Литмир - Электронная Библиотека

— Со мною из Киева приехали священники и даже один епископ. Но Харальд отослал их всех в Исландию.

— Значит, не только я пострадал от суровости Харальда?

— Нет. Было время, когда Харальд всех моих друзей считал своими недругами.

— И все-таки вы скорбите о нем?

— Я любила его, — ответила Эллисив.

— А я ненавидел.

Было неслыханно, чтобы священник открыто признавался в ненависти к кому бы то ни было. Очевидно, Транд был из тех, кто говорит то, что думает, не заботясь о последствиях.

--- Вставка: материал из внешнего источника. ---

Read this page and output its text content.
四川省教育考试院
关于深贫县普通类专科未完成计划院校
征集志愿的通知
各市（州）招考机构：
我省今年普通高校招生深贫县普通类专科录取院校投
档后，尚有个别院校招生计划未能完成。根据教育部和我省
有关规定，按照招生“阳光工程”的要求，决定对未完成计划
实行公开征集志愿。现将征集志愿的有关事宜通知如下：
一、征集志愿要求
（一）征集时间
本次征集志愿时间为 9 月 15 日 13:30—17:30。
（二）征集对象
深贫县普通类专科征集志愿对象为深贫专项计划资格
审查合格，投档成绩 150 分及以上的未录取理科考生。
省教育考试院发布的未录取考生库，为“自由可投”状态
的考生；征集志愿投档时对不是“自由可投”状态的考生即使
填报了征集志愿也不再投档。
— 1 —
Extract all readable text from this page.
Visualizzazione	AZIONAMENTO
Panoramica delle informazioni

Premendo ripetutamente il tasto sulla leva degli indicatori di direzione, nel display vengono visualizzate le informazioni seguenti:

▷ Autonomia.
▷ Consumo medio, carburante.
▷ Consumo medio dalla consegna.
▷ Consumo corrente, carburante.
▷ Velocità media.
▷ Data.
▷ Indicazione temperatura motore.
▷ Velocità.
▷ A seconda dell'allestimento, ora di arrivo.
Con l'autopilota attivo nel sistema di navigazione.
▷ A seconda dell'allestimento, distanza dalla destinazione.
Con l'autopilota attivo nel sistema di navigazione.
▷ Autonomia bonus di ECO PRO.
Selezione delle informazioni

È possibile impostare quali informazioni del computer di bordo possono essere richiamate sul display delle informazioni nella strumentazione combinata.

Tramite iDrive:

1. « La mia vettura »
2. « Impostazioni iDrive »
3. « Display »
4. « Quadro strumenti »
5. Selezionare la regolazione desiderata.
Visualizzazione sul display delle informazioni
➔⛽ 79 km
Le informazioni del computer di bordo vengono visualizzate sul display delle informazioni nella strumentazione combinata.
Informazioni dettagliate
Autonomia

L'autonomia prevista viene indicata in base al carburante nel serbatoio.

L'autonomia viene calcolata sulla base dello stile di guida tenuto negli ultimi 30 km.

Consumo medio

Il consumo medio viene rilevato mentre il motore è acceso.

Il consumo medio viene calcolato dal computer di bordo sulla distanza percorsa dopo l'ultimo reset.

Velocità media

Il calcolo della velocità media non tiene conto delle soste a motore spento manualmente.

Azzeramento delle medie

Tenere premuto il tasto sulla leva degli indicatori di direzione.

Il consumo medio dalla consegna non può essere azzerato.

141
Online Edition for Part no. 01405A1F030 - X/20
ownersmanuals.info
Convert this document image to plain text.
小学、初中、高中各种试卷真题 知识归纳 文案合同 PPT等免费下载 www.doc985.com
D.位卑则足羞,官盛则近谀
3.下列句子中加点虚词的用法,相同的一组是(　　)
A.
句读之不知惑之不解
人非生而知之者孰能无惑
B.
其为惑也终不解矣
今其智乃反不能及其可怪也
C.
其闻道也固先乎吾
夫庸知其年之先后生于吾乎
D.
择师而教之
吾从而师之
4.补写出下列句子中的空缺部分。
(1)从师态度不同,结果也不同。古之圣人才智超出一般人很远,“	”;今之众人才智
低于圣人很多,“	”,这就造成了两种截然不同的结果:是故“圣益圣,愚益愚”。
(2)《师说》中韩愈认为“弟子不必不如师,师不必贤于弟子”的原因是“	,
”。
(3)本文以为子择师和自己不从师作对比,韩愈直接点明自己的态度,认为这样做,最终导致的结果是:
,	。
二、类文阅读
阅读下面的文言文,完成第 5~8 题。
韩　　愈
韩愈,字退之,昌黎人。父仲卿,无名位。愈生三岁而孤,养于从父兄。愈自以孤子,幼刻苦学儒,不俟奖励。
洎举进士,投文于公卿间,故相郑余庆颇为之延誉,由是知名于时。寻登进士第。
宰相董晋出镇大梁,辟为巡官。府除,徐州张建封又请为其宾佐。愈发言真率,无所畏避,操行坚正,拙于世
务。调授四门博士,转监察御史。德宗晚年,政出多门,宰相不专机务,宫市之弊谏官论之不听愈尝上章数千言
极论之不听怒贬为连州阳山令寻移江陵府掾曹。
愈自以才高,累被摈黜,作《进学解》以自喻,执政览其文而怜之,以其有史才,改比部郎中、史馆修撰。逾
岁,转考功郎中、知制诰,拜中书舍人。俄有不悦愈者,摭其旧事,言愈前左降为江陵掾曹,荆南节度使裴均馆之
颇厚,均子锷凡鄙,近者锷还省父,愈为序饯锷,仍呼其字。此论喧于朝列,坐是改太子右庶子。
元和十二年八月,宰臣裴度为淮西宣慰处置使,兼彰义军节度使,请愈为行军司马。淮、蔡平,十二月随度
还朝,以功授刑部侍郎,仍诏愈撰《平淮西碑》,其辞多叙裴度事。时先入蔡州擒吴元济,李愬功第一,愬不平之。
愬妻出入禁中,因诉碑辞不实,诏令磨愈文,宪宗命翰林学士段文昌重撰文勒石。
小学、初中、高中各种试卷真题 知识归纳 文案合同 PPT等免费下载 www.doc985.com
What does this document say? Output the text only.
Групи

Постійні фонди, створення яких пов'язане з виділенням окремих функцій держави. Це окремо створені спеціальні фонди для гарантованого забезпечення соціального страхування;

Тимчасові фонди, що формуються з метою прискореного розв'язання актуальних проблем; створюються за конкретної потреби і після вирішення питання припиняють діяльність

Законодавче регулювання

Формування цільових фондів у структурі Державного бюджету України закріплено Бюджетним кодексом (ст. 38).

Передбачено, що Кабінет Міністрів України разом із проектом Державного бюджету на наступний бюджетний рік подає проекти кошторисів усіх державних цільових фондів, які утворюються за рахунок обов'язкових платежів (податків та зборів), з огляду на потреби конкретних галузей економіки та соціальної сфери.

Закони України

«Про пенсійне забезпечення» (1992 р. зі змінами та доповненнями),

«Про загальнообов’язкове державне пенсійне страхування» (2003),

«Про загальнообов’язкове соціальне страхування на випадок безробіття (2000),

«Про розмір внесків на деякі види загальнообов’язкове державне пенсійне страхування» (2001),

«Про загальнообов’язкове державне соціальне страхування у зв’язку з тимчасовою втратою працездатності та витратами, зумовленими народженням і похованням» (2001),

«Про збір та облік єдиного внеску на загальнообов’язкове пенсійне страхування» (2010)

Странно, но они беседовали так, будто давно знали друг друга. Может, потому, что их самый первый разговор состоялся перед лицом смерти, когда условная вежливость и пустые слова были лишними. Странно было и то, что он держался с нею как равный. Эллисив невольно задумалась, кто же на самом деле этот приемный сын Кальва. Транд сын Эльвира, назвал его епископ Торольв. Но кто был этот Эльвир?

— Ты случайно не сын Эльвира сына Грьотгарда, который был из рода халогаландских ярлов? — прямо спросила она.

— Да.

Теперь Эллисив все поняла. Когда Харальд убил Эйнара Брюхотряса и его сына, Эйндриди, Транд остался единственным потомком халогаландских ярлов по мужской линии. Они, так же как и потомки Харальда Прекрасноволосого, считали, что их род восходит к богам. Эллисив это было известно, потому что и Рюрик, который дал начало ее роду на Руси, также был потомком этих славных ярлов. Транд наверняка это знал…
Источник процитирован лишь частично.